Поклонник неба, целист, как его можно было бы назвать от слова coelum - небо, стремится, живя на земле, к небу и старается перетащить туда всех людей. Террист старается перетащить небо на землю, то есть устроить рай на земле.
Террист смотрит на вселенную с единственно ему доступной обсерватории - с земли; целист смотрит на землю (не без презрения), взобравшись на небо - в сущности, только воображаемое.
Террист говорит: миллионы и миллионы сознательных и чувствующих существ - людей - существуют на земле, и они будут существовать сотни, тысячи, десятки тысяч столетий вперед, и они могут существовать счастливо, наслаждаясь бытием, или страдая и мучаясь. Вот факт, столь реальный, столь несомненный, что перед ним бледнеют все более или менее туманные теории и гипотезы религиозные и метафизические; и, в то же время, факт столь грандиозный, столь важный, столь душу захватывающий, что все внимание людей, способных обнять его умом и чувством во всех его размерах, должно невольно сосредоточиться на нем и только на нем. На целиста этот факт не производит почти никакого впечатления, он его почти не замечает, игнорирует его, как нечто маловажное сравнительно с небом.

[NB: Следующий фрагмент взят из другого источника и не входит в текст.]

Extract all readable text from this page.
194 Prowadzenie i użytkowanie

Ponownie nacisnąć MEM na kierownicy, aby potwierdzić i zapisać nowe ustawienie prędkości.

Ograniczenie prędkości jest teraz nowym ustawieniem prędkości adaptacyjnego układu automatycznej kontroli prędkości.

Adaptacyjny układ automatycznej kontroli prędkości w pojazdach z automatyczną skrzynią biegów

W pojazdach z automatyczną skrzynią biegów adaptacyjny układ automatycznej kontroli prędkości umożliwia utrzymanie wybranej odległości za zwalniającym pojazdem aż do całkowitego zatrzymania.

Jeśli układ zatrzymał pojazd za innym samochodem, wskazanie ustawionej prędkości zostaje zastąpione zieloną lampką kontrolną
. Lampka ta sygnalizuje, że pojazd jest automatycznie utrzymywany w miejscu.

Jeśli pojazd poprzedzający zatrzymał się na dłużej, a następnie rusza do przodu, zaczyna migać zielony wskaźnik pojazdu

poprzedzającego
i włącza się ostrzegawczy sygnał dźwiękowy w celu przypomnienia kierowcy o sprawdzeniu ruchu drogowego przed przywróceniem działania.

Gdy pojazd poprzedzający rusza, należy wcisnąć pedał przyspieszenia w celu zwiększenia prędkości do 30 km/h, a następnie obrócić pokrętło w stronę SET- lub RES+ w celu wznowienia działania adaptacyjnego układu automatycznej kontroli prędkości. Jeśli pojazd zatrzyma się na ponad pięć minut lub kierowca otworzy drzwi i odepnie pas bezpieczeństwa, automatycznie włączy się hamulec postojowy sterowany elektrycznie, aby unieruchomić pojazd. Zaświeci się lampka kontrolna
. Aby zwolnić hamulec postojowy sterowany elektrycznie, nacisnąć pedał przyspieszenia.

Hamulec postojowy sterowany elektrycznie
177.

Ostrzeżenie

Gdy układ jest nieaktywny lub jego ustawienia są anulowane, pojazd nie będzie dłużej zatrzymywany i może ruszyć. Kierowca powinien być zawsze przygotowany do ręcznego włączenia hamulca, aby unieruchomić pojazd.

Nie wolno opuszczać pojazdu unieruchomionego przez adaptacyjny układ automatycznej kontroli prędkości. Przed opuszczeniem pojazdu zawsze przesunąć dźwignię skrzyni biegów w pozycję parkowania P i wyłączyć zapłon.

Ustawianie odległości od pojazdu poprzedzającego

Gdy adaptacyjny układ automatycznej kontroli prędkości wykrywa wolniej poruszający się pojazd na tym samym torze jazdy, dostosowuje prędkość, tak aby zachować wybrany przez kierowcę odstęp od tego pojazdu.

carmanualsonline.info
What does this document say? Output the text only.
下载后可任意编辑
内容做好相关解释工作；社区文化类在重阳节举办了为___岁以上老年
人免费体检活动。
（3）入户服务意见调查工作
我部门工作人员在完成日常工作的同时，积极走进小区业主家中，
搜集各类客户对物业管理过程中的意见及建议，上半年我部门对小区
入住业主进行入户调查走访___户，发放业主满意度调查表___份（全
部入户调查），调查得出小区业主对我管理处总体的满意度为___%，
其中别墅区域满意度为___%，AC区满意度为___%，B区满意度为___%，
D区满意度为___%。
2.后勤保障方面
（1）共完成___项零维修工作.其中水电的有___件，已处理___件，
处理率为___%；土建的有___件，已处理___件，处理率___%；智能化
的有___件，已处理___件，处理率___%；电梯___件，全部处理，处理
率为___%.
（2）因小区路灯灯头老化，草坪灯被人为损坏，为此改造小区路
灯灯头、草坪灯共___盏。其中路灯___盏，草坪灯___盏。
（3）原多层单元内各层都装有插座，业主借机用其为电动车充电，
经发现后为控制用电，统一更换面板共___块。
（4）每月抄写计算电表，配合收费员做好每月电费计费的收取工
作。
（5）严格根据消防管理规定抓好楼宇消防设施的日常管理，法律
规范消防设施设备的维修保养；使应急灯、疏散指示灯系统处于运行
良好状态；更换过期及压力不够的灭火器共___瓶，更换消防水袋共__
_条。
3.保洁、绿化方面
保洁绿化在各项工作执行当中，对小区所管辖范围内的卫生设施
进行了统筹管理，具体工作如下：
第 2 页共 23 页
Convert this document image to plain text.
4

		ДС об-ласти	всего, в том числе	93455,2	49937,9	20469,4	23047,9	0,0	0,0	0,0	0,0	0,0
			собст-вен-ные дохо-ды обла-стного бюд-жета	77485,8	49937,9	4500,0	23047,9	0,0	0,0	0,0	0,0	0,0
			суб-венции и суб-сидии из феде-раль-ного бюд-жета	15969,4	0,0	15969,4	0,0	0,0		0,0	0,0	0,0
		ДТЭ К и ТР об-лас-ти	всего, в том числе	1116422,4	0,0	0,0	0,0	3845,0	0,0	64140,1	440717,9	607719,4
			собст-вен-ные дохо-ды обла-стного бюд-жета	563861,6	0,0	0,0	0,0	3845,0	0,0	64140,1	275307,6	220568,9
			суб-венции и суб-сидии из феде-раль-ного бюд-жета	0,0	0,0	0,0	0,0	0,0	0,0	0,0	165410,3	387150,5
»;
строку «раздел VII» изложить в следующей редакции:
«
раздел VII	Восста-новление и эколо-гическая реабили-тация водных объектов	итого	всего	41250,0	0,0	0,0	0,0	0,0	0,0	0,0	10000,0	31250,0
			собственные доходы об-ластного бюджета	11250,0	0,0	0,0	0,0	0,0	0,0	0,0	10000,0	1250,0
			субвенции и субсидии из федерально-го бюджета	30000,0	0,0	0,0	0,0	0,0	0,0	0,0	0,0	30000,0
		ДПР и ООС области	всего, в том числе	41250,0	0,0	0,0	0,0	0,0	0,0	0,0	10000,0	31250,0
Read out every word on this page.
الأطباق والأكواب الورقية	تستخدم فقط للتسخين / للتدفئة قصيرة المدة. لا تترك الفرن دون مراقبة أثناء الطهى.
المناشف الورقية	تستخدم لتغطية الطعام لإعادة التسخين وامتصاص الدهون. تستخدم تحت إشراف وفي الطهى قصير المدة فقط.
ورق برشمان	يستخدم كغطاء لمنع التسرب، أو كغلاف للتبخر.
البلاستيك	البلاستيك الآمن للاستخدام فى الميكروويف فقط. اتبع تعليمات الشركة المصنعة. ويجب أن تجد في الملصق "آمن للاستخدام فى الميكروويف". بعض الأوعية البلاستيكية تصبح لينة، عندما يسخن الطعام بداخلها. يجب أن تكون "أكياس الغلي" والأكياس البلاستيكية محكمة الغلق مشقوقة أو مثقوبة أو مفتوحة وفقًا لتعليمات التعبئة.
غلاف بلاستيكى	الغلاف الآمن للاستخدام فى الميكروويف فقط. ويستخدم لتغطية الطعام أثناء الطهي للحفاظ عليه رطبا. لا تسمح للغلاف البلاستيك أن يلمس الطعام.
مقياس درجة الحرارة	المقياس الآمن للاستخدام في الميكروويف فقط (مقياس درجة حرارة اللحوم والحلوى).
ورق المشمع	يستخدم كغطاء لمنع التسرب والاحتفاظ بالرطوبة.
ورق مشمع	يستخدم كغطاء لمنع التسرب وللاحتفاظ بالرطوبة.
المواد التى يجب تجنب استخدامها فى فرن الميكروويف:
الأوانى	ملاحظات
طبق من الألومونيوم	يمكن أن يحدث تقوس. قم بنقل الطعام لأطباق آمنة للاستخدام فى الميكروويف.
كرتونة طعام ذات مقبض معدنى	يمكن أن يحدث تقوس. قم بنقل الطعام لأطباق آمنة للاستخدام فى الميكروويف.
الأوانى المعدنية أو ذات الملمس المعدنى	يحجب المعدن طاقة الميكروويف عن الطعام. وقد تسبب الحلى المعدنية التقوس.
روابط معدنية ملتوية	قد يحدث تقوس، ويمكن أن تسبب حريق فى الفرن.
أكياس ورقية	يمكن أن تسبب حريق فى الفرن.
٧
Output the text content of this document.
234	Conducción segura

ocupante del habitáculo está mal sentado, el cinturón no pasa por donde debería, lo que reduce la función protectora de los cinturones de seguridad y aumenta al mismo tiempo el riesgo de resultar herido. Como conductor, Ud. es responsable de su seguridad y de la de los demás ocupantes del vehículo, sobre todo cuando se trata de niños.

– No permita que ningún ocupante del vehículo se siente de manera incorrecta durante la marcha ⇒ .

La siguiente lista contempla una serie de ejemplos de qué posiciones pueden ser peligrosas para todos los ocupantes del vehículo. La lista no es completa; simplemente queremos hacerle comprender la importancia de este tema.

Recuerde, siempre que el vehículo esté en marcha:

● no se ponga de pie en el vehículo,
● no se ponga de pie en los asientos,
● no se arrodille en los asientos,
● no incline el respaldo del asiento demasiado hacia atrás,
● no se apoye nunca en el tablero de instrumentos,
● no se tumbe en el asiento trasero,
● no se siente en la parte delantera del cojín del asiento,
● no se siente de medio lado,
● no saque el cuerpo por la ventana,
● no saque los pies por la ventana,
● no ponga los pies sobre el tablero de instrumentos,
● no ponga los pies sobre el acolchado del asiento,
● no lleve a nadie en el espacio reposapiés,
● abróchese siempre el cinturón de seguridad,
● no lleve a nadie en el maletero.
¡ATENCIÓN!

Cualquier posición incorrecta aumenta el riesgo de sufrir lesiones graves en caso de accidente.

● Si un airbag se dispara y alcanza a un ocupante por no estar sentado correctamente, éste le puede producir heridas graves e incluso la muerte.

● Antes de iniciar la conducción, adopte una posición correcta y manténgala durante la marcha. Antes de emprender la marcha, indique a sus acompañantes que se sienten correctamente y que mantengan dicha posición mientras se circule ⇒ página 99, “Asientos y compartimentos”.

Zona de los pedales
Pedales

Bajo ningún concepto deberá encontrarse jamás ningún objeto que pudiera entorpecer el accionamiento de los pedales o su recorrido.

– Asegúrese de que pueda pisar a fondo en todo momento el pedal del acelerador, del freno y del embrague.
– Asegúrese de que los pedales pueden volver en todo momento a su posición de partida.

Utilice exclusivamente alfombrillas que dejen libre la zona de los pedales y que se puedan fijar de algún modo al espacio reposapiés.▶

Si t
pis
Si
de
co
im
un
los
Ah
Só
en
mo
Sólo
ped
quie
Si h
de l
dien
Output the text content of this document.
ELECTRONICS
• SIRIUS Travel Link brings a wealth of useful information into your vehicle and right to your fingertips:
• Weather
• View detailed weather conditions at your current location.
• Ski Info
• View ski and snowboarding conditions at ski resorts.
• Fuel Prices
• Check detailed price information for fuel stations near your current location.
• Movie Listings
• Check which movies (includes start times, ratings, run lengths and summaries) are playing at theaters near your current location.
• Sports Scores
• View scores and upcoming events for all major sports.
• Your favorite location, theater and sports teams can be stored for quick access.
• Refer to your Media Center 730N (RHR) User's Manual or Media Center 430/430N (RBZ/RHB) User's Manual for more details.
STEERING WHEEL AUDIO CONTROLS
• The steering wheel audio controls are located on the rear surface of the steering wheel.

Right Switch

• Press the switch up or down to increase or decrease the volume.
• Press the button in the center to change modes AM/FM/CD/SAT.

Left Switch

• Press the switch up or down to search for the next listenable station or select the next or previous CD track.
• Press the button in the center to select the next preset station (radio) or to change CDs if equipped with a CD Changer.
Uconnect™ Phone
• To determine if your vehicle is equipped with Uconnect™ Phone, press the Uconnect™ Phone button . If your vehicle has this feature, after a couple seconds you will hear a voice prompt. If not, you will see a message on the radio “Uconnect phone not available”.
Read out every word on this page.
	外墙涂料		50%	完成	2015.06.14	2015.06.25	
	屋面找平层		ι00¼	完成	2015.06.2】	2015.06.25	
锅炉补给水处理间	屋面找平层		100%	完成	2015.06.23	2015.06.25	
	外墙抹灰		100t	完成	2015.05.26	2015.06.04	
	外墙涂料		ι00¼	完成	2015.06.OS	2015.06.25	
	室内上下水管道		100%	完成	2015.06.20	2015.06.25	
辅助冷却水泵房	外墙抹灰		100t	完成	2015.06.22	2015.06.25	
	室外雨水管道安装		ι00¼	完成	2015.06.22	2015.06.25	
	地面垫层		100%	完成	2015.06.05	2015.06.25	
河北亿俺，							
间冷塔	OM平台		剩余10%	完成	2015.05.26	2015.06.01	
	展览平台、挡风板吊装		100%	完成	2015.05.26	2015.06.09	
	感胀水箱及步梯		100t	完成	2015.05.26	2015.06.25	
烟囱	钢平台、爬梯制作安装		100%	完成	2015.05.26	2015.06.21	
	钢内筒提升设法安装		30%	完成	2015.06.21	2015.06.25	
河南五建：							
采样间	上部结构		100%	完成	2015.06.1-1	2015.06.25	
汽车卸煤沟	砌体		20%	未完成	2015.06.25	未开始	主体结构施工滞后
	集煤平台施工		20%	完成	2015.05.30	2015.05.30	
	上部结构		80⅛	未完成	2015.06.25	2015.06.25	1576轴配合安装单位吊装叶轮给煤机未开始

Терризм не следует однако смешивать с так называемым "грубым" материализмом. Материалист, как "грубый", так и не грубый, конечно, естественный террист, ибо он неба не признает; но терристом можно быть, будучи в то же время и теистом, и пантеистом, и буддистом или теософом. Можно верить и в существование личного Бога, и в загробное существование, можно верить и в бесчисленный ряд перевоплощений, и в то же время желать, и находить нужным, и принимать меры, чтобы временное существование на Земле, для чего бы оно ни было предназначено, не было рядом горестей и печалей, а чтобы это был рай земной, в котором люди вместо того, чтобы грубеть душой и ожесточаться сердцем, как теперь, имели бы возможность, напротив, смягчать свои сердца в благоуханной атмосфере светлого счастья, безоблачной радости, дабы после смерти они явились не с истерзанной от страданий душой, а с улыбкой на устах, существами чистыми, невинными, наивными, способными жить счастливо и при иных условиях. Только жесткие, бессердечные изуверы, думающие, что совершенствование человеческой природы возможно путем мучений, с равнодушием, иногда даже с радостью взирающие на корчи телесные и душевные, думая в своем нравственном извращении, что это для блага людей, желающие поэтому как можно более мучений, чтобы как можно более их совершенствовать, только такие кровожадные фанатики не могут быть терристами. Но это враги человечества, и это люди невменяемые, ибо они явно страдают нравственным умопомешательством.
Самыми же естественными последователями терризма являются скептики: допуская возможность всяких религиозных и метафизических учений, они не видят достаточных доказательств ни чтобы отбросить их, ни, еще менее, чтобы принять их. Не будучи, таким образом, уверенными в существовании неба и совершенно не зная, как там, если оно есть, они, естественно, будут направлять все свое внимание на землю и ее интересы.
Терризм теперь не в моде. Но это миросозерцание так логично, так разумно, так естественно, то есть так соответствует природе человека, что я глубоко убежден, что оно есть миросозерцание будущего. И люди войдут в него через врата скептицизма.
Человек в древние времена был существом материальным, но в то же время он был цельным существом, чувствовавшим себя в равновесии. Теперь, вот уже скоро 2000 лет как он стал раздвоенным существом, в теории стремясь к одухотворению, на практике оставаясь тем же материальным существом, как и раньше. И это раздвоение, как всегда, сопровождается рядом страданий, массой недоразумений и ставит его нередко в тяжелые, трагические, а иногда трагикомические положения. Человек потерял теперь чувство равновесия, он мечется между недостижимым, противным его природе одухотворением и осуждаемой, но милой ему материей, он тужит, скорбит, борется, падает и, падая, горько плачет. Человека со времен христианства можно уподобить доброму католику, который ест каждую среду и пятницу бифштекс, тяжело мучаясь всякий раз совестью и расстраивая этим свое пищеварение. И настоящая сказка-утопия является проектом освобождения человечества от этого глупого и мучительного состояния, от этого ненужного гнета, проектом устроить жизнь так, чтобы человек мог спокойно и безнаказанно есть бифштекс ежедневно, не терзая себя угрызениями совести. И в этом смысле моя утопия появляется под знаменем освобождения человечества от гнета духа и реабилитации материи, ее ренессанса.